Frequently Asked Questions
How can a stone be completely invisible on a standard X-ray but clearly seen on a CT scan?
- Certain stone types, particularly pure uric acid stones, possess a chemical density that matches human soft tissue, allowing standard X-ray beams to pass straight through them without casting a shadow (radiolucent). A high-resolution CT scan at Liv Hospital views tissues in multi-slice cross-sections, allowing us to find every stone type instantly.
Can a ureteral stone pass naturally on its own without needing a surgical procedure?
- Yes, but this depends entirely on the physical size and location of the stone. Small calculi measuring less than 4 to 5 millimeters have roughly an 80% chance of passing naturally through the channel, supported by high hydration and smooth muscle relaxants (Medical Expulsive Therapy). Stones larger than 6 to 7 millimeters typically require assistance.
What is the difference between a stone being stuck at the UPJ versus the UVJ?
- The UPJ (Ureteropelvic Junction) is the entrance at the top of the ureter tube near the kidney; a stone stuck here causes deep, intense flank pain. The UVJ (Ureterovesical Junction) is the narrow exit at the very bottom where the tube meets the bladder; a stone stuck here often drives severe urinary urgency and a constant need to run to the bathroom.
Why does an impacted ureteral stone cause sudden nausea and vomiting?

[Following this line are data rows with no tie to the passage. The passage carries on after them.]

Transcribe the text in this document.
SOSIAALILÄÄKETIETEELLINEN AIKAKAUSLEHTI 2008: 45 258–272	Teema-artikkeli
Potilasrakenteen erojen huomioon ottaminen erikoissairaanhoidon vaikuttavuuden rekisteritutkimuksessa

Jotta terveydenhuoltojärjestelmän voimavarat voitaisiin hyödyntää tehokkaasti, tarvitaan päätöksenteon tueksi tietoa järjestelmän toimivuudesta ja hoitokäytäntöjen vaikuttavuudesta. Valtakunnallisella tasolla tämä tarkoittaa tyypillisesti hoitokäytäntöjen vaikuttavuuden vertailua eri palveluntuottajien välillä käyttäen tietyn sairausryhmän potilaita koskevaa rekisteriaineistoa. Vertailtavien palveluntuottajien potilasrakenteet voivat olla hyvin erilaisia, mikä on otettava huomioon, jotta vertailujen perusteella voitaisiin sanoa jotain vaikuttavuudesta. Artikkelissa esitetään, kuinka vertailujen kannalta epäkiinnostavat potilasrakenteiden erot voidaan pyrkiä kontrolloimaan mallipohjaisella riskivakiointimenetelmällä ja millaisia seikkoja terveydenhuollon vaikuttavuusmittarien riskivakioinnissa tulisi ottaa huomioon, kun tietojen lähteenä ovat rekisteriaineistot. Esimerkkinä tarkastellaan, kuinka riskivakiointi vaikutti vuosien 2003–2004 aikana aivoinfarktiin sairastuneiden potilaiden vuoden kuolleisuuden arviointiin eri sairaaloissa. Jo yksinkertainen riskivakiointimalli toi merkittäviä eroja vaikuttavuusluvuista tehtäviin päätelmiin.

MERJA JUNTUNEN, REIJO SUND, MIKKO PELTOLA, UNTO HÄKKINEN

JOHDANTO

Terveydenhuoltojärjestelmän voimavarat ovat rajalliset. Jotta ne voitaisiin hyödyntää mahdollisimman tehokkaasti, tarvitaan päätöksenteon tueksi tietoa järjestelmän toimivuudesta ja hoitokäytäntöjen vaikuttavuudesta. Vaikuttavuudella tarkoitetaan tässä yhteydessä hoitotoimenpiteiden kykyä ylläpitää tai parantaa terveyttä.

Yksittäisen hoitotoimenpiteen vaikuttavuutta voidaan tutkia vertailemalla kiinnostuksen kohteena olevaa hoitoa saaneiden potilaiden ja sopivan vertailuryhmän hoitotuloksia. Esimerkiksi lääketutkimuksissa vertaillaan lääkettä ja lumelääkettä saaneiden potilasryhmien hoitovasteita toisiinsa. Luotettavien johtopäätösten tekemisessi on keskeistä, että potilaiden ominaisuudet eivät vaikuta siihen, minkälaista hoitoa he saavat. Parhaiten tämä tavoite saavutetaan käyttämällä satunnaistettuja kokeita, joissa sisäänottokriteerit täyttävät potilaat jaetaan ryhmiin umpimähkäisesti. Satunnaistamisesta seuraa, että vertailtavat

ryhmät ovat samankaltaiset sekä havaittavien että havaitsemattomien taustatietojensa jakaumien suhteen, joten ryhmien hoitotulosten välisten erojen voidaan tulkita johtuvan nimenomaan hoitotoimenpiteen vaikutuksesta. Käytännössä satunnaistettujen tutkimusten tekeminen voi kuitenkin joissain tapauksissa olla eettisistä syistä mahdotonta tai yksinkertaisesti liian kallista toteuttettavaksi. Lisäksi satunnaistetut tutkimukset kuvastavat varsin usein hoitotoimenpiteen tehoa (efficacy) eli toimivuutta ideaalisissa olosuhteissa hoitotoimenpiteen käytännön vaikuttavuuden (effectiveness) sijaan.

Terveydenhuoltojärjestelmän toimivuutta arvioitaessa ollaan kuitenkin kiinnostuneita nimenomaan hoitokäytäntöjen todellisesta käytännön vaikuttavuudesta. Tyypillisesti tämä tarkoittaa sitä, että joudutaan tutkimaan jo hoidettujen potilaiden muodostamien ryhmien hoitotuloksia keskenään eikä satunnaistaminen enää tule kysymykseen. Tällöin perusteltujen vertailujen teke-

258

- This happens due to a neurological connection known as the reno-intestinal reflex. The kidneys and the gastrointestinal tract share identical autonomic nerve pathways. When a stuck stone stretches the ureter wall and kidney capsule violently, these nerve signals stimulate the stomach lining involuntarily, triggering sudden nausea and dry heaving.
How long can a stone safely remain stuck in the ureter before it permanently damages the kidney?
- A healthy kidney can tolerate a complete ureteral blockage for approximately 14 to 21 days before early, irreversible cellular loss and structural scarring begin. If the blockage is partial, the timeline is slightly longer, but immediate evaluation at Liv Hospital is essential to decompress the system and fully preserve your filtration strength.